At least on Windows if im not wrong is there not good GUI frontend for 5+ years. QEMU is would be solution for Mac emulation too, but its the same no 3D video and sound driver for Motorola a PowerPC machines. At least some Xbox 360 emulators tried to use QEMU too but it wasnt success, same as some Android emulator, which even on x86 Android device arent able run Windows 98 / XP on useful level.
Don't underestimate the current capabilities and the new interesting stuff happening with QEMU. In fact, kjliew recently managed to hack 3Dfx Glide pass-through support into QEMU. See this thread: Topic 60950
Since QEMU and DOSBox are both licensed under GPLv2, code can be shared between both projects with no problems. In fact, I believe this has already happened on occasion. However, I would still very much like to see the superior sound card emulation code from DOSBox to be ported over to QEMU. QEMU already supports Sound Blaster 16 and GUS emulation, and it may well be based on older DOSBox code, but as far as I know, it's outdated now, compared to the latest code in DOSBox trunk. I'd especially like to see the recent high quality OPL2 and OPL3 emulation code ported over to QEMU.

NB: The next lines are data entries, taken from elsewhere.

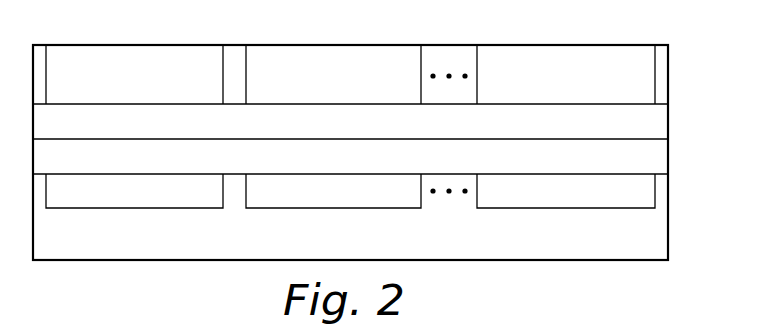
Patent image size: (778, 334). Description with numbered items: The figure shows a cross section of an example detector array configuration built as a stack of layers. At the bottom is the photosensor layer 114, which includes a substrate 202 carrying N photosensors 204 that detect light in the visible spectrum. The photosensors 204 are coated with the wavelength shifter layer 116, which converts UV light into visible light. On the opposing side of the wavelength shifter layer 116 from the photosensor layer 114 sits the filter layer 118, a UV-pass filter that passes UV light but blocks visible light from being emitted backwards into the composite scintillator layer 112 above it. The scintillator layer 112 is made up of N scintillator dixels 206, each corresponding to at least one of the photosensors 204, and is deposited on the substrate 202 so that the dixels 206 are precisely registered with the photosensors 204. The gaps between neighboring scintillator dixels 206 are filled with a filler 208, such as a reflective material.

The composite scintillator layer 112 is at (668, 77).
The photosensor layer 114 is at (668, 232).
The wavelength shifter layer 116 is at (668, 158).
The filter layer 118 is at (668, 121).
The substrate 202 is at (238, 240).
The photosensors 204 is at (588, 208).
The scintillator dixels 206 is at (580, 48).
The filler 208 is at (450, 45).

That, combined with the Glide pass-through support, would make QEMU a very compelling solution for running DOS/4GW and Win9x games on modern Intel and AMD systems.
As for the lack of a proper cross-platform user-friendly GUI for QEMU, especially on Windows and macOS, I absolutely agree with you. In fact, I think that's the last remaining real advantage that VirtualBox still has going for it over QEMU at this point, at least for non-Linux hosts. And I consider a proper and easy (un)installer to be part of such a user-friendly GUI. But for someone with proper GUI programming skills, this shouldn't be too hard a problem to solve. Perhaps we could work on a cross-platform web-based UI for QEMU. And lacking any other solution, we could even just steal the VirtualBox qt5-based GUI and port that to a cross-platform QEMU distribution. VirtualBox is also GPLv2-licensed, so why not? 😀
Yes, VirtualBox also still has the other advantage of having an integrated hypervisor, allowing it to offer hardware-assisted virtualization even on operating systems that don't include their own hypervisor, such as older versions of macOS, Windows 7 and 32-bit and/or cheaper editions of Windows 10 that don't include Hyper-V and therefore don't offer WHPX. But for Windows users with an Intel CPU, the Intel HAXM hypervisor offers an open source alternative to WHPX, which QEMU also supports. Also, this is becoming less of an issue, since the number of people running any host OS without an integrated hypervisor is dropping fairly quickly these days. And QEMU has supported KVM in Linux for a long time, and as of QEMU 2.12, it now also supports WHPX on Windows 10 and Hypervisor.framework on macOS.
So I'm trying to think what remaining advantages VirtualBox still offers over QEMU, but other than a fairly easy to use and consistent cross-platform GUI and installer, I can't really think of anything. But perhaps I'm forgetting something obvious here?
Long story short: if someone (we perhaps?) would port the most recent sound hardware emulation code from DOSBox to QEMU and if we were then to combine that with the kjliew's 3Dfx Glide pass-through patch, then I believe we will indeed have a very compelling retro game virtualization platform for running DOS/4GW and Win9x games on modern Intel and AMD systems.